Kullanılacak malzeme, orijinal malzeme ile birebir aynı olamaz
Restorasyon çalışmalarındaki en önemli ilkelerden birisi, ‘Varsayımların başladığı noktada, restorasyon eyleminin durmasıdır’. Ve diğer en önemli ilke ise de ‘Kültür varlığının özgün bölümleri ile restorasyon müdahalelerinin ayrıştırılabilir ama uyumlu olması gereğidir.’ Yukarıda bahsettiğimiz orijinal ile yeni imalatların ayrıştırılabilir olmasını açıklamak gerekir ise restorasyon uygulaması başlamadan önce ‘Restorasyon ve Konservasyon Laboratuvarı’ ile koordineli bir şekilde yapılan analiz çalışmaları sonucu, malzeme analiz raporu hazırlanır ve orijinal malzemelerin türleri ve nitelikleri tespit edilmiş olur.
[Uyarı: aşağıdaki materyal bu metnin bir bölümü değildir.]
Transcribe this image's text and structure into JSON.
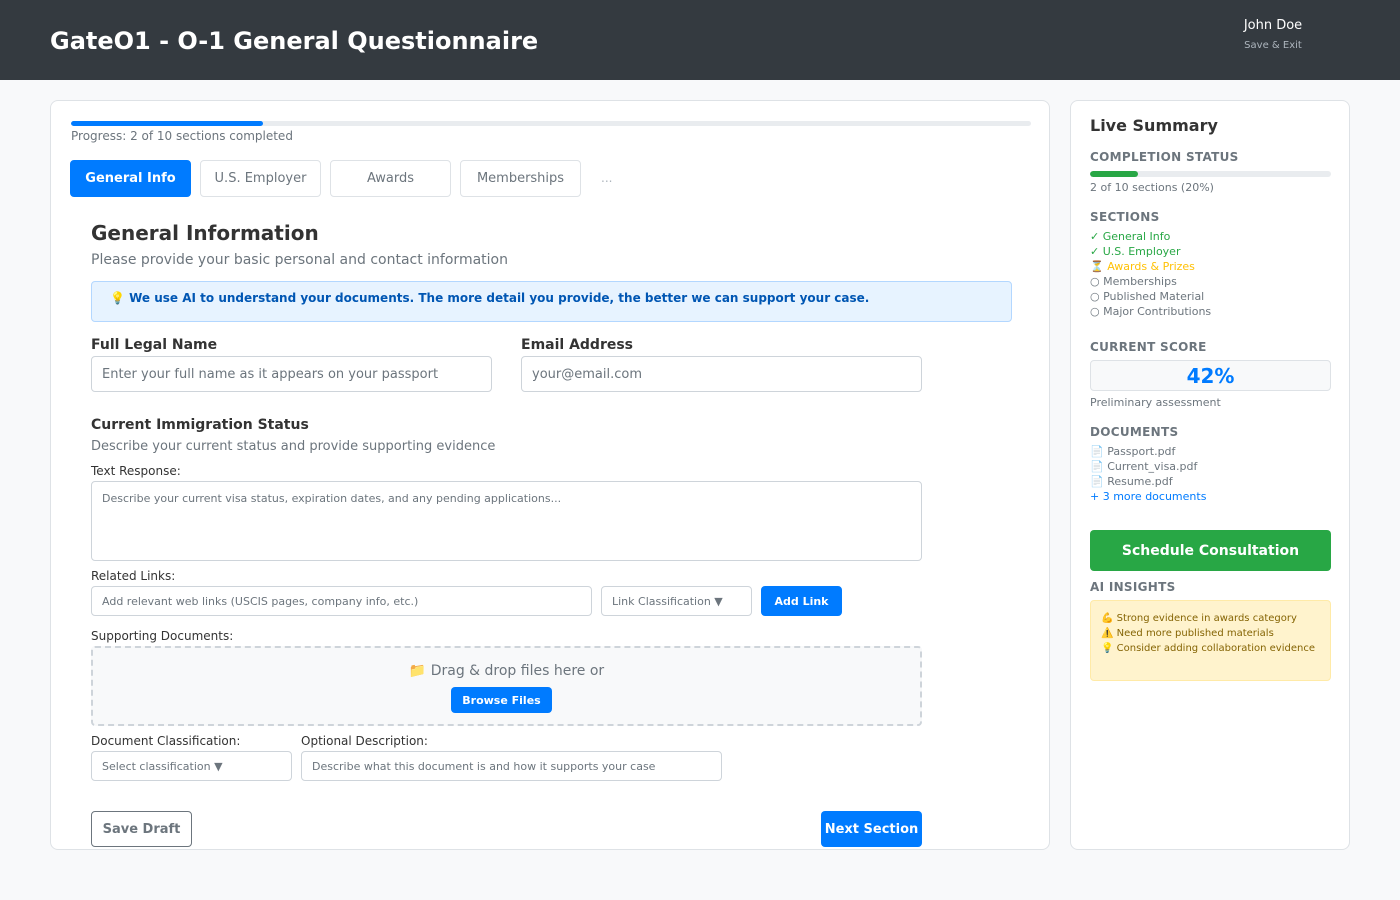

Literatür taraması yapılarak yapıda bulunan orijinalin nereden geldiğini hatta malzemenin ocağına varıncaya tespit etmek mümkündür. Ancak yeni imalat olarak kullanılacak malzeme seçimleri orijinal malzeme ile birebir aynı olamaz. Çünkü 100 yıl sonra bakıldığı
zaman orijinal malzeme ile yeni imalat olarak kullanılan malzemelerin ayrımı yapılamaz ise tarihe ve kültürel mirasa o zaman ihanet edilmiş olur. Ton farklılıkları, renk farklılıkları veya malzeme türü farklılıkları olacak ise de yaşlandırma testleri başta olmak üzere yapılacak bilimsel analizler ve yöntemler ışığında seçilen yeni imalat malzemenin orijinal malzemeye zarar vermeyecek türden seçilmesi gerekmektedir.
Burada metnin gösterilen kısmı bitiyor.